1. Install the JDK
Download and install jdk-12.0.1_windows-x64_bin.exe, configure the environment variables:
New System Variable JAVA_HOME, installation path is Java
New System Variable CLASSPATH, value;.% JAVA_HOME% \ lib \ dt.jar;% JAVA_HOME% \ lib \ tools.jar; (Note that the preceding dot)
Configuring the system variable PATH, add% JAVA_HOME% bin;% JAVA_HOME% jrebin
In the CMD type: java or java -version, does not show the internal commands, the installation is successful.
2. Install Hadoop, and configuration environment variable
下载hadoop:https://www.apache.org/dyn/closer.cgi/hadoop/common/hadoop-2.7.7/hadoop-2.7.7.tar.gz
Hadoop-2.7.7.tar.gz extracting a specific path, such as: D: \ adasoftware \ hadoop
Adding system variables HADOOP_HOME: D: \ adasoftware \ hadoop
Add the system variable PATH: D: \ adasoftware \ hadoop \ bin
Mounting assembly winutils: winutils the corresponding hadoop version replace bin bin in their installation directory hadoop
3.Spark environment variable configuration
spark is on top of hadoop, during operation will call the relevant hadoop library, if you do not configure related hadoop runtime environment, will prompt an error message based on relevant, although not affect the operation.
Hadoop download the corresponding version of the spark: http: //spark.apache.org/downloads.html
Unzip the file to: D: \ adasoftware \ spark-2.4.3-bin-hadoop2.7
Add PATH value: D: \ adasoftware \ spark-2.4.3-bin-hadoop2.7 \ bin;
New System Variable SPARK_HOME: D: \ adasoftware \ spark-2.4.3-bin-hadoop2.7;
4. Download and install anaconda
anaconda integrated python interpreter and most python library after installing python and anaconda do not have to install these components such as the pandas numpy. download link. Finally, the python added to the path environment variable.
5. Run the CMD pyspark in a similar view illustrating the normal installation configuration:
This warning appears because the JDK version 12, is too high, but does not affect the operation. No effect.

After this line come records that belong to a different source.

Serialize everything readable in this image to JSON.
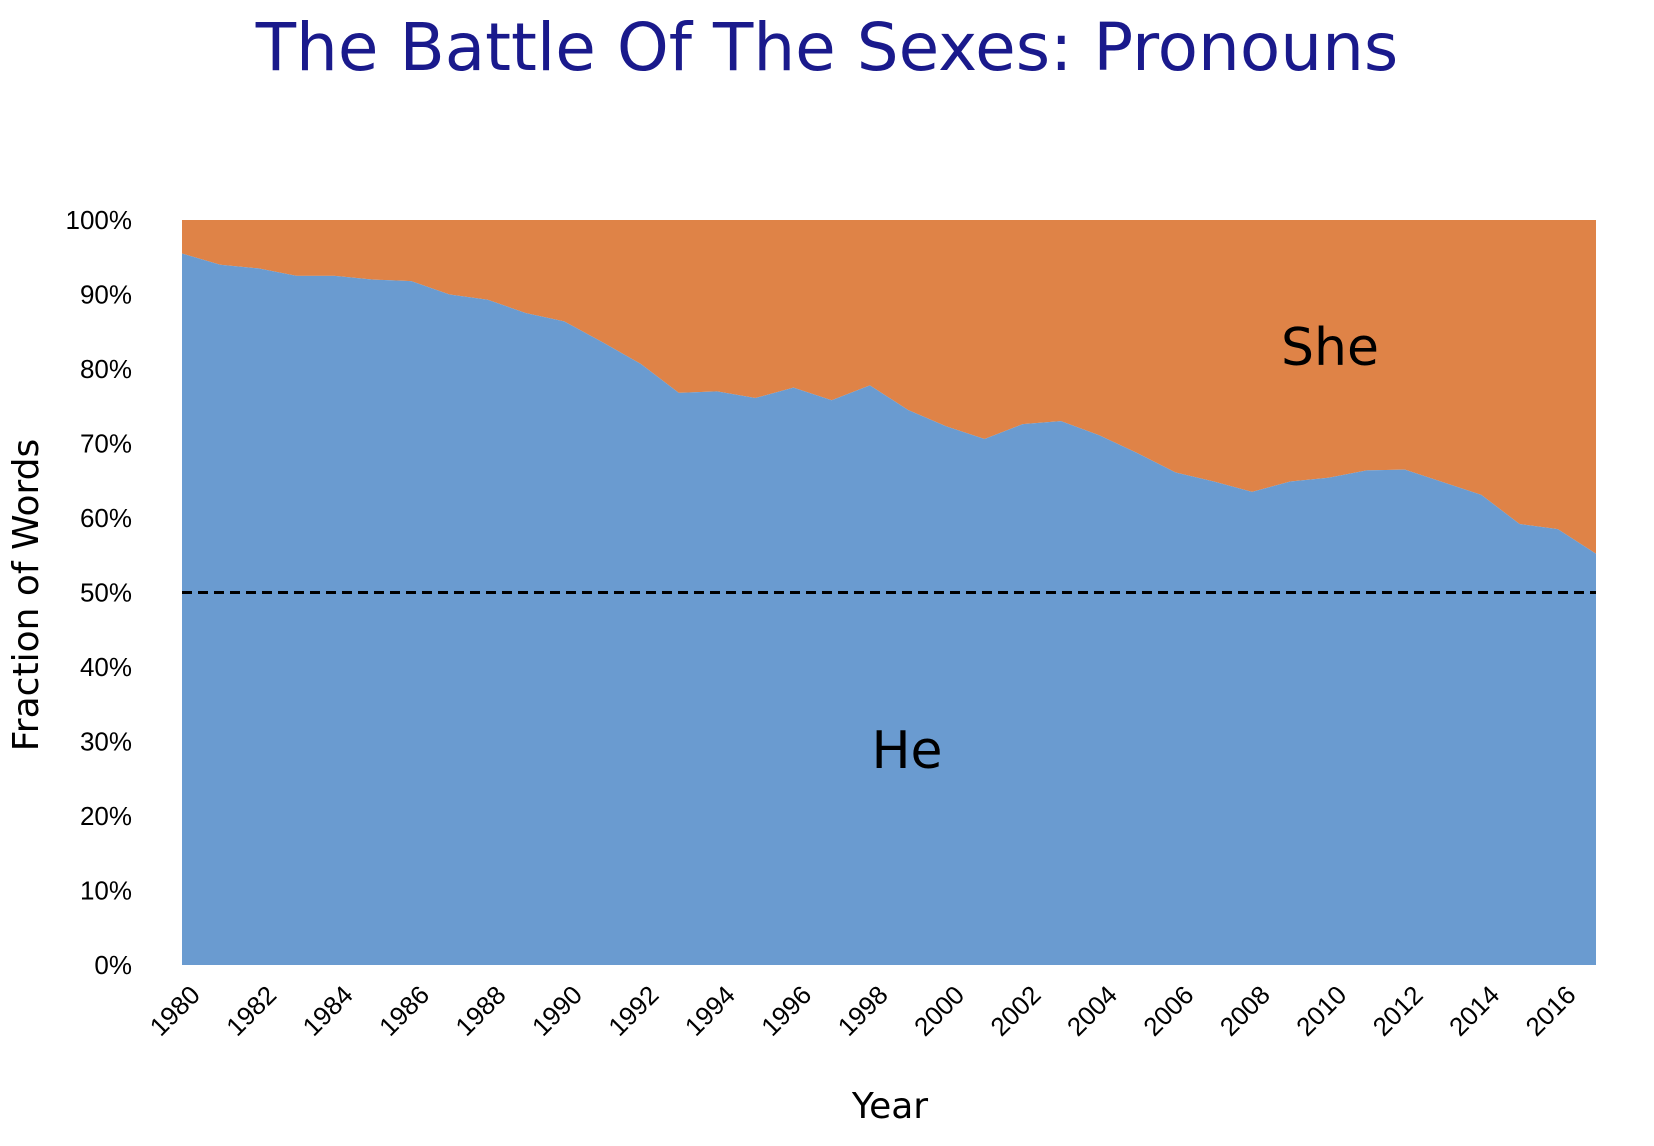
{
  "slide": {
    "title": "The Battle Of The Sexes: Pronouns"
  },
  "colors": {
    "title": "#1a1a8c",
    "he": "#6a9bd0",
    "she": "#df8347",
    "reference_line": "#000000"
  },
  "chart_data": {
    "type": "area",
    "stacked": true,
    "normalized": true,
    "xlabel": "Year",
    "ylabel": "Fraction of Words",
    "ylim": [
      0,
      100
    ],
    "y_unit": "%",
    "yticks": [
      "0%",
      "10%",
      "20%",
      "30%",
      "40%",
      "50%",
      "60%",
      "70%",
      "80%",
      "90%",
      "100%"
    ],
    "xlim": [
      1980,
      2017
    ],
    "xticks": [
      "1980",
      "1982",
      "1984",
      "1986",
      "1988",
      "1990",
      "1992",
      "1994",
      "1996",
      "1998",
      "2000",
      "2002",
      "2004",
      "2006",
      "2008",
      "2010",
      "2012",
      "2014",
      "2016"
    ],
    "x": [
      1980,
      1981,
      1982,
      1983,
      1984,
      1985,
      1986,
      1987,
      1988,
      1989,
      1990,
      1991,
      1992,
      1993,
      1994,
      1995,
      1996,
      1997,
      1998,
      1999,
      2000,
      2001,
      2002,
      2003,
      2004,
      2005,
      2006,
      2007,
      2008,
      2009,
      2010,
      2011,
      2012,
      2013,
      2014,
      2015,
      2016,
      2017
    ],
    "series": [
      {
        "name": "He",
        "values": [
          95.5,
          94.0,
          93.5,
          92.5,
          92.5,
          92.0,
          91.8,
          90.0,
          89.3,
          87.5,
          86.4,
          83.6,
          80.7,
          76.8,
          77.0,
          76.1,
          77.5,
          75.8,
          77.8,
          74.5,
          72.3,
          70.6,
          72.6,
          73.0,
          71.1,
          68.7,
          66.1,
          64.9,
          63.5,
          64.9,
          65.4,
          66.4,
          66.5,
          64.8,
          63.1,
          59.2,
          58.5,
          55.2
        ]
      },
      {
        "name": "She",
        "values": [
          4.5,
          6.0,
          6.5,
          7.5,
          7.5,
          8.0,
          8.2,
          10.0,
          10.7,
          12.5,
          13.6,
          16.4,
          19.3,
          23.2,
          23.0,
          23.9,
          22.5,
          24.2,
          22.2,
          25.5,
          27.7,
          29.4,
          27.4,
          27.0,
          28.9,
          31.3,
          33.9,
          35.1,
          36.5,
          35.1,
          34.6,
          33.6,
          33.5,
          35.2,
          36.9,
          40.8,
          41.5,
          44.8
        ]
      }
    ],
    "reference_line": {
      "y": 50,
      "style": "dashed"
    },
    "annotations": [
      {
        "text": "He",
        "series": "He"
      },
      {
        "text": "She",
        "series": "She"
      }
    ],
    "grid": false,
    "legend": "none"
  }
}
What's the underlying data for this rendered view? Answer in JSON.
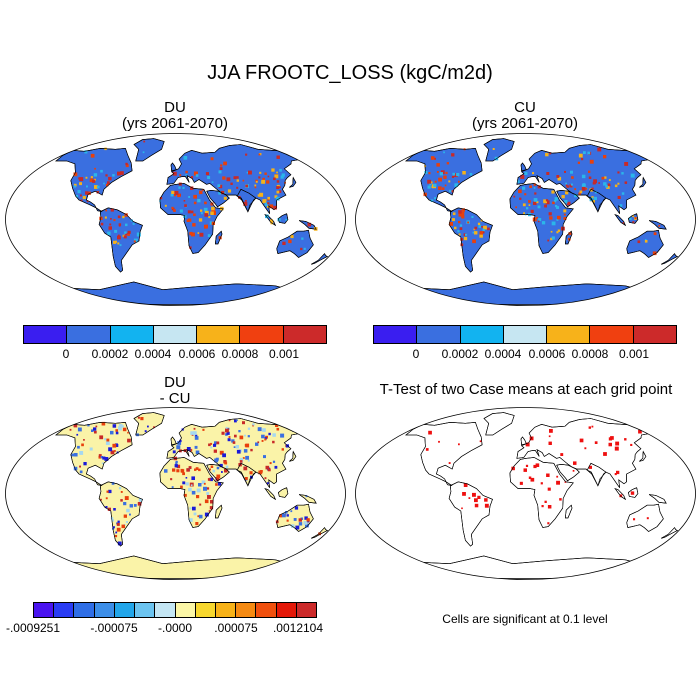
{
  "figure": {
    "title": "JJA FROOTC_LOSS (kgC/m2d)"
  },
  "panels": [
    {
      "id": "du",
      "title_line1": "DU",
      "title_line2": "(yrs 2061-2070)",
      "ocean_color": "#ffffff",
      "land_base_color": "#3a6fe0",
      "hotspot_colors": [
        "#e8400c",
        "#c82a28",
        "#f6b21a",
        "#2bb6ea"
      ]
    },
    {
      "id": "cu",
      "title_line1": "CU",
      "title_line2": "(yrs 2061-2070)",
      "ocean_color": "#ffffff",
      "land_base_color": "#3a6fe0",
      "hotspot_colors": [
        "#e8400c",
        "#c82a28",
        "#f6b21a",
        "#2bb6ea"
      ]
    },
    {
      "id": "diff",
      "title_line1": "DU",
      "title_line2": "- CU",
      "ocean_color": "#ffffff",
      "land_base_color": "#faf3a8",
      "hotspot_colors": [
        "#3a6fe0",
        "#1a1ad8",
        "#e8400c",
        "#c82a28",
        "#a6d8f0"
      ]
    },
    {
      "id": "ttest",
      "title_line1": "T-Test of two Case means at each grid point",
      "ocean_color": "#ffffff",
      "land_base_color": "#ffffff",
      "hotspot_colors": [
        "#ee1010"
      ]
    }
  ],
  "colorbars": {
    "top": {
      "colors": [
        "#3a1ef0",
        "#3a6fe0",
        "#12b3f0",
        "#c6e6f2",
        "#f7b21a",
        "#f04010",
        "#cc2a2a"
      ],
      "labels": [
        "0",
        "0.0002",
        "0.0004",
        "0.0006",
        "0.0008",
        "0.001"
      ]
    },
    "diff": {
      "colors": [
        "#4a14f0",
        "#2a3cf4",
        "#2f6ee6",
        "#3c8ee8",
        "#22a6ea",
        "#6cc4f0",
        "#c4e6f4",
        "#fbf6a6",
        "#f7d72e",
        "#f7b218",
        "#f58a12",
        "#f0500e",
        "#e41808",
        "#cc2a2a"
      ],
      "labels": [
        "-.0009251",
        "-.000075",
        "-.0000",
        ".000075",
        ".0012104"
      ]
    }
  },
  "significance_note": "Cells are significant at 0.1 level"
}
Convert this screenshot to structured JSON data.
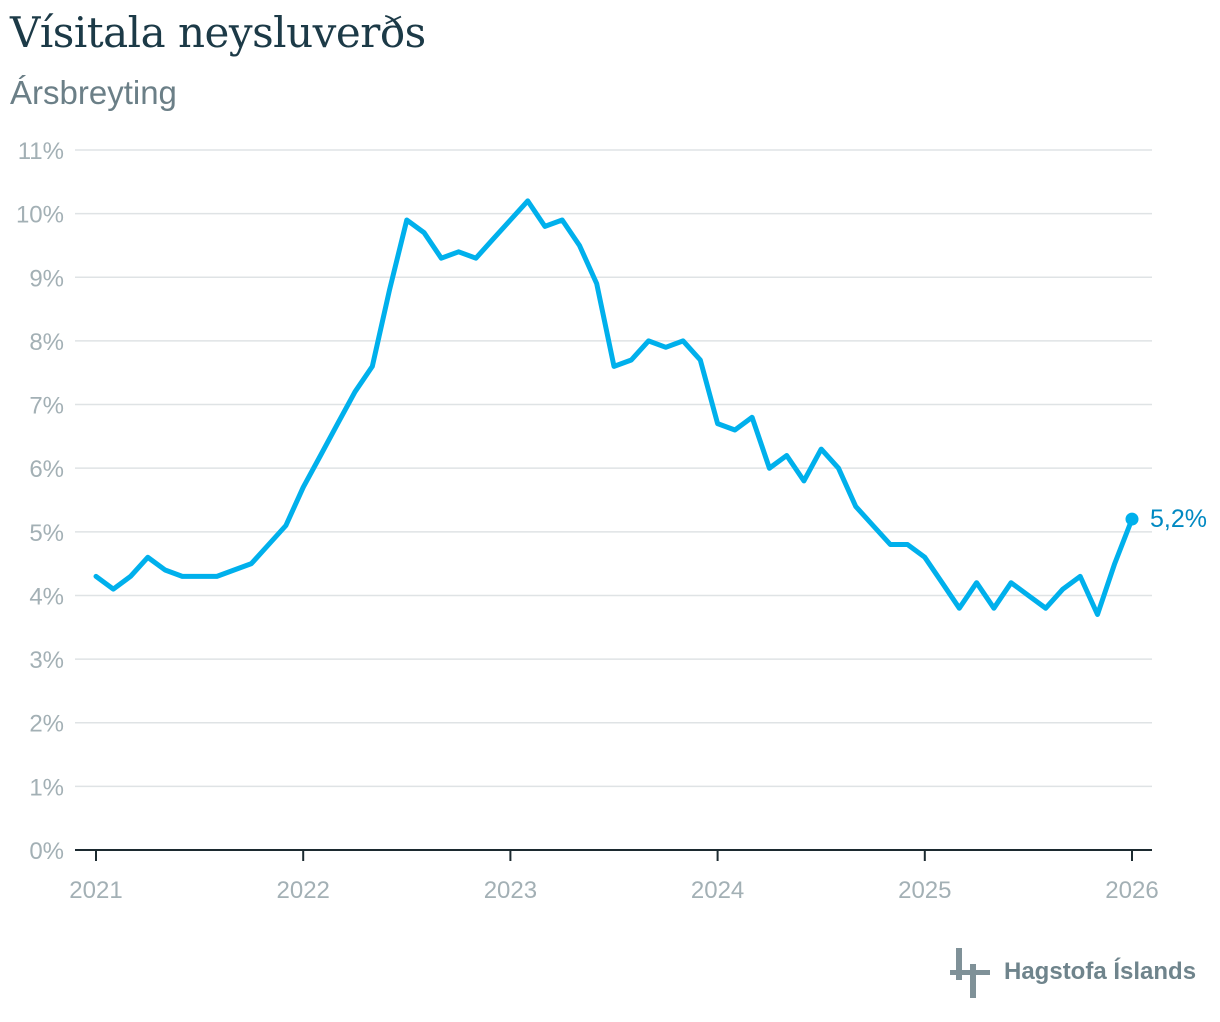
{
  "title": "Vísitala neysluverðs",
  "subtitle": "Ársbreyting",
  "logo_text": "Hagstofa Íslands",
  "colors": {
    "line": "#00b0ec",
    "end_label": "#0089c2",
    "grid": "#dfe3e5",
    "tick": "#a3b0b5",
    "title": "#1c3a47"
  },
  "chart_data": {
    "type": "line",
    "title": "Vísitala neysluverðs",
    "subtitle": "Ársbreyting",
    "xlabel": "",
    "ylabel": "",
    "ylim": [
      0,
      11
    ],
    "xlim": [
      "2021-01",
      "2026-01"
    ],
    "grid": true,
    "y_ticks": [
      "0%",
      "1%",
      "2%",
      "3%",
      "4%",
      "5%",
      "6%",
      "7%",
      "8%",
      "9%",
      "10%",
      "11%"
    ],
    "x_ticks": [
      "2021",
      "2022",
      "2023",
      "2024",
      "2025",
      "2026"
    ],
    "end_label": "5,2%",
    "series": [
      {
        "x": [
          "2021-01",
          "2021-02",
          "2021-03",
          "2021-04",
          "2021-05",
          "2021-06",
          "2021-07",
          "2021-08",
          "2021-09",
          "2021-10",
          "2021-11",
          "2021-12",
          "2022-01",
          "2022-02",
          "2022-03",
          "2022-04",
          "2022-05",
          "2022-06",
          "2022-07",
          "2022-08",
          "2022-09",
          "2022-10",
          "2022-11",
          "2022-12",
          "2023-01",
          "2023-02",
          "2023-03",
          "2023-04",
          "2023-05",
          "2023-06",
          "2023-07",
          "2023-08",
          "2023-09",
          "2023-10",
          "2023-11",
          "2023-12",
          "2024-01",
          "2024-02",
          "2024-03",
          "2024-04",
          "2024-05",
          "2024-06",
          "2024-07",
          "2024-08",
          "2024-09",
          "2024-10",
          "2024-11",
          "2024-12",
          "2025-01",
          "2025-02",
          "2025-03",
          "2025-04",
          "2025-05",
          "2025-06",
          "2025-07",
          "2025-08",
          "2025-09",
          "2025-10",
          "2025-11",
          "2025-12",
          "2026-01"
        ],
        "values": [
          4.3,
          4.1,
          4.3,
          4.6,
          4.4,
          4.3,
          4.3,
          4.3,
          4.4,
          4.5,
          4.8,
          5.1,
          5.7,
          6.2,
          6.7,
          7.2,
          7.6,
          8.8,
          9.9,
          9.7,
          9.3,
          9.4,
          9.3,
          9.6,
          9.9,
          10.2,
          9.8,
          9.9,
          9.5,
          8.9,
          7.6,
          7.7,
          8.0,
          7.9,
          8.0,
          7.7,
          6.7,
          6.6,
          6.8,
          6.0,
          6.2,
          5.8,
          6.3,
          6.0,
          5.4,
          5.1,
          4.8,
          4.8,
          4.6,
          4.2,
          3.8,
          4.2,
          3.8,
          4.2,
          4.0,
          3.8,
          4.1,
          4.3,
          3.7,
          4.5,
          5.2
        ]
      }
    ]
  }
}
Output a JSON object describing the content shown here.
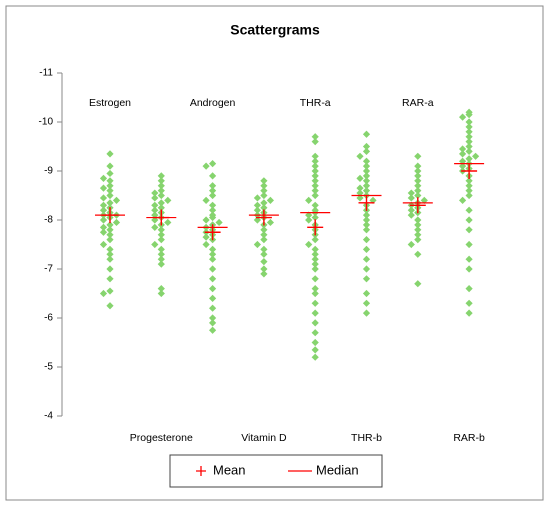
{
  "chart_data": {
    "type": "beeswarm",
    "title": "Scattergrams",
    "categories": [
      "Estrogen",
      "Progesterone",
      "Androgen",
      "Vitamin D",
      "THR-a",
      "THR-b",
      "RAR-a",
      "RAR-b"
    ],
    "points": [
      [
        -9.35,
        -9.1,
        -8.95,
        -8.85,
        -8.8,
        -8.7,
        -8.65,
        -8.6,
        -8.5,
        -8.45,
        -8.4,
        -8.35,
        -8.3,
        -8.25,
        -8.2,
        -8.15,
        -8.1,
        -8.1,
        -8.05,
        -8.0,
        -7.95,
        -7.9,
        -7.85,
        -7.8,
        -7.75,
        -7.7,
        -7.6,
        -7.5,
        -7.4,
        -7.3,
        -7.2,
        -7.0,
        -6.8,
        -6.55,
        -6.5,
        -6.25
      ],
      [
        -8.9,
        -8.8,
        -8.7,
        -8.6,
        -8.55,
        -8.5,
        -8.45,
        -8.4,
        -8.35,
        -8.3,
        -8.25,
        -8.2,
        -8.15,
        -8.1,
        -8.05,
        -8.0,
        -7.95,
        -7.9,
        -7.85,
        -7.8,
        -7.7,
        -7.6,
        -7.5,
        -7.4,
        -7.3,
        -7.2,
        -7.1,
        -6.6,
        -6.5
      ],
      [
        -9.15,
        -9.1,
        -8.9,
        -8.7,
        -8.6,
        -8.5,
        -8.4,
        -8.3,
        -8.2,
        -8.1,
        -8.05,
        -8.0,
        -7.95,
        -7.9,
        -7.85,
        -7.8,
        -7.75,
        -7.7,
        -7.65,
        -7.6,
        -7.5,
        -7.4,
        -7.3,
        -7.2,
        -7.0,
        -6.8,
        -6.6,
        -6.4,
        -6.2,
        -6.0,
        -5.9,
        -5.75
      ],
      [
        -8.8,
        -8.7,
        -8.6,
        -8.5,
        -8.45,
        -8.4,
        -8.35,
        -8.3,
        -8.25,
        -8.2,
        -8.15,
        -8.1,
        -8.05,
        -8.0,
        -7.95,
        -7.9,
        -7.8,
        -7.7,
        -7.6,
        -7.5,
        -7.4,
        -7.3,
        -7.15,
        -7.0,
        -6.9
      ],
      [
        -9.7,
        -9.6,
        -9.3,
        -9.2,
        -9.1,
        -9.0,
        -8.9,
        -8.8,
        -8.7,
        -8.6,
        -8.5,
        -8.4,
        -8.3,
        -8.2,
        -8.15,
        -8.1,
        -8.05,
        -8.0,
        -7.9,
        -7.8,
        -7.7,
        -7.6,
        -7.5,
        -7.4,
        -7.3,
        -7.2,
        -7.1,
        -7.0,
        -6.8,
        -6.6,
        -6.5,
        -6.3,
        -6.1,
        -5.9,
        -5.7,
        -5.5,
        -5.35,
        -5.2
      ],
      [
        -9.75,
        -9.5,
        -9.4,
        -9.3,
        -9.2,
        -9.1,
        -9.0,
        -8.9,
        -8.85,
        -8.8,
        -8.7,
        -8.65,
        -8.6,
        -8.55,
        -8.5,
        -8.45,
        -8.4,
        -8.3,
        -8.2,
        -8.1,
        -8.0,
        -7.9,
        -7.8,
        -7.6,
        -7.4,
        -7.2,
        -7.0,
        -6.8,
        -6.5,
        -6.3,
        -6.1
      ],
      [
        -9.3,
        -9.1,
        -9.0,
        -8.9,
        -8.8,
        -8.7,
        -8.6,
        -8.55,
        -8.5,
        -8.45,
        -8.4,
        -8.35,
        -8.3,
        -8.25,
        -8.2,
        -8.15,
        -8.1,
        -8.0,
        -7.9,
        -7.8,
        -7.7,
        -7.6,
        -7.5,
        -7.3,
        -6.7
      ],
      [
        -10.2,
        -10.15,
        -10.1,
        -10.0,
        -9.9,
        -9.8,
        -9.7,
        -9.6,
        -9.5,
        -9.45,
        -9.4,
        -9.35,
        -9.3,
        -9.25,
        -9.2,
        -9.15,
        -9.1,
        -9.05,
        -9.0,
        -8.9,
        -8.8,
        -8.7,
        -8.6,
        -8.5,
        -8.4,
        -8.2,
        -8.0,
        -7.8,
        -7.5,
        -7.2,
        -7.0,
        -6.6,
        -6.3,
        -6.1
      ]
    ],
    "point_color": "#86d46e",
    "mean": [
      -8.1,
      -8.05,
      -7.75,
      -8.05,
      -7.85,
      -8.35,
      -8.3,
      -9.0
    ],
    "median": [
      -8.1,
      -8.05,
      -7.85,
      -8.1,
      -8.15,
      -8.5,
      -8.35,
      -9.15
    ],
    "mean_color": "#ff0000",
    "median_color": "#ff0000",
    "legend": [
      "Mean",
      "Median"
    ],
    "ylim": [
      -4,
      -11
    ],
    "yticks": [
      -4,
      -5,
      -6,
      -7,
      -8,
      -9,
      -10,
      -11
    ],
    "grid": false
  }
}
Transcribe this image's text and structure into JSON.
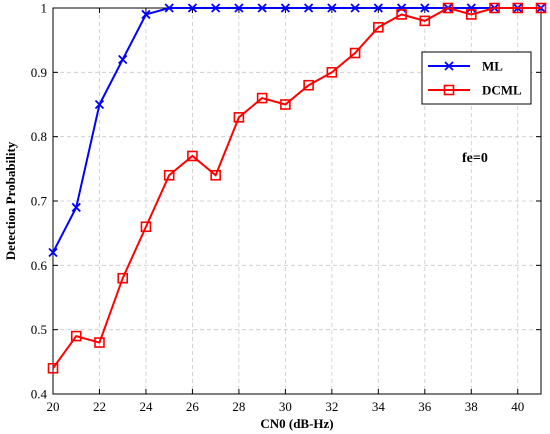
{
  "chart_data": {
    "type": "line",
    "xlabel": "CN0 (dB-Hz)",
    "ylabel": "Detection Probability",
    "xlim": [
      20,
      41
    ],
    "ylim": [
      0.4,
      1.0
    ],
    "x_ticks": [
      "20",
      "22",
      "24",
      "26",
      "28",
      "30",
      "32",
      "34",
      "36",
      "38",
      "40"
    ],
    "y_ticks": [
      "0.4",
      "0.5",
      "0.6",
      "0.7",
      "0.8",
      "0.9",
      "1"
    ],
    "grid": true,
    "legend_position": "top-right",
    "annotation": "fe=0",
    "series": [
      {
        "name": "ML",
        "color": "#0000ff",
        "marker": "x",
        "x": [
          20,
          21,
          22,
          23,
          24,
          25,
          26,
          27,
          28,
          29,
          30,
          31,
          32,
          33,
          34,
          35,
          36,
          37,
          38,
          39,
          40,
          41
        ],
        "y": [
          0.62,
          0.69,
          0.85,
          0.92,
          0.99,
          1.0,
          1.0,
          1.0,
          1.0,
          1.0,
          1.0,
          1.0,
          1.0,
          1.0,
          1.0,
          1.0,
          1.0,
          1.0,
          1.0,
          1.0,
          1.0,
          1.0
        ]
      },
      {
        "name": "DCML",
        "color": "#ff0000",
        "marker": "square",
        "x": [
          20,
          21,
          22,
          23,
          24,
          25,
          26,
          27,
          28,
          29,
          30,
          31,
          32,
          33,
          34,
          35,
          36,
          37,
          38,
          39,
          40,
          41
        ],
        "y": [
          0.44,
          0.49,
          0.48,
          0.58,
          0.66,
          0.74,
          0.77,
          0.74,
          0.83,
          0.86,
          0.85,
          0.88,
          0.9,
          0.93,
          0.97,
          0.99,
          0.98,
          1.0,
          0.99,
          1.0,
          1.0,
          1.0
        ]
      }
    ]
  }
}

6. pycharm disposed in the spark
Open PyCharm, create a Project. Then select "Run" -> "Edit Configurations" -> Click + to create a new python Configurations
Select "Environment variables" increase SPARK_HOME catalog PYTHONPATH directories.
SPARK_HOME: Spark installation directory
PYTHONPATH: Spark installation directory of Python
Select File-> setting-> your project-> project structure
Add content root upper right corner to add: py4j-some-version.zip and the path pyspark.zip (both files are in the python file in the folder Spark)
Save to Wuxi gynecological hospital http://www.ytsgfk120.com/
7. test whether the configuration is successful, the program code below to create a python program into the family to stay:
import os
import sys
# Path for spark source folder
os.environ['SPARK_HOME'] = "D:\adasoftware\spark"
# Append pyspark to Python Path
sys.path.append("D:\adasoftware\spark\python")
try:
from pyspark imports SparkContext
from pyspark imports SparkConf
print("Successfully imported Spark Modules")
except ImportError as e:
print("Can not import Spark Modules", e)
sys.exit(1)
If the program normal output: "Successfully imported Spark Modules" means that the environment may have been executed properly.